アナーキズムは国家と社会を二元化し、国家を否定する。個人の自由を神聖なものとし、これを基盤にした社会の構築をはかる。社会主義は国家と社会の和解を可能だとする一方、アナーキズムは国家を否定する。著者によればアナーキズムは自由主義と社会主義の中間にあるという。
アナーキズムにはフランスの合理主義とドイツ観念論、そしてキリスト教の影響がみられる。アナーキズムの言説にはキリスト教的な要素が多くふくまれている。プルードンは正義というかたちでの絶対者を称賛する。

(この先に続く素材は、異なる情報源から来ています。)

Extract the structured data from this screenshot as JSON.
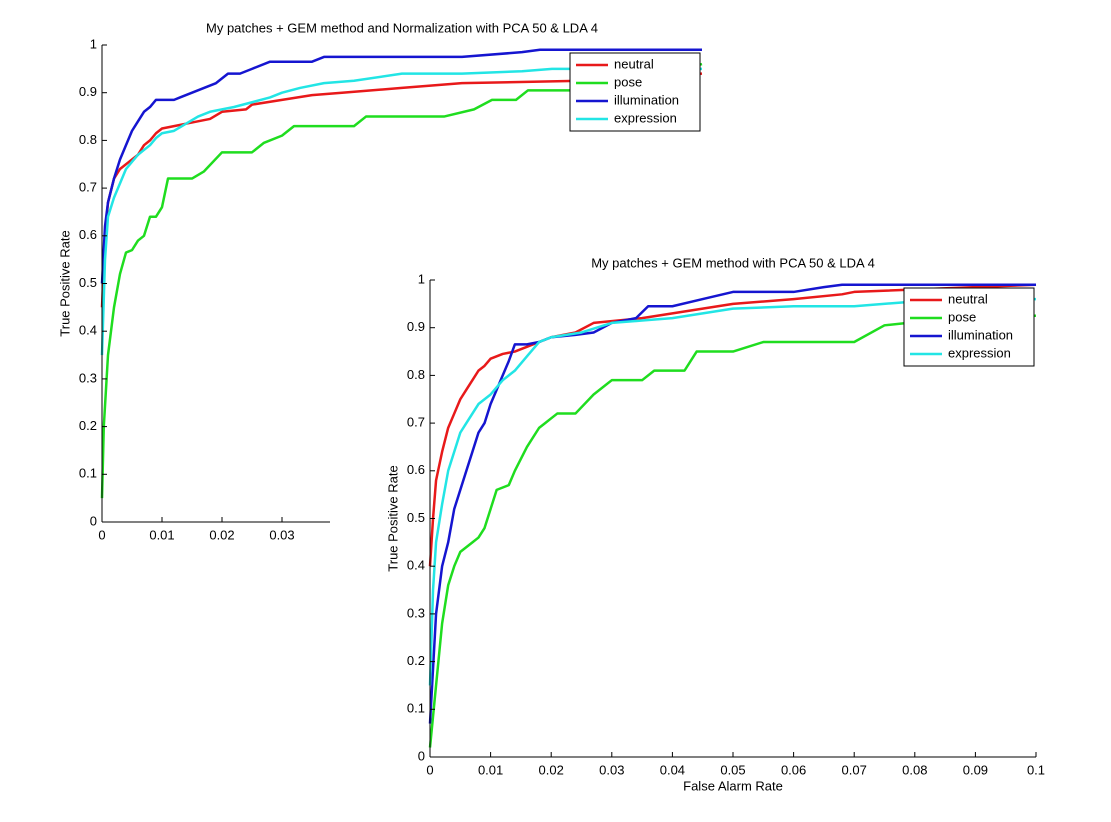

アナーキズムは社会契約説を虚構として否定する。個人の自発的な契約に基づいた、下層から組み立てられた社会を空想する。個人の自由、精神的自由は絶対である。
テロリズムは、無知蒙昧な群衆を目覚めさせるためにおこなわれる。アナキストは19世紀後半、国家の要人を多数殺害した。
プルードン、バクーニンら代表的な思想家、またアナーキズムとテロリズム運動のむすびつき、『革命家の教理問答』をかき、テロを煽動したネチャーエフについて、またアナーキズムに由来する実際の政治運動について説明されている。
ネチャーエフ以外さしたる興味をひかれなかった。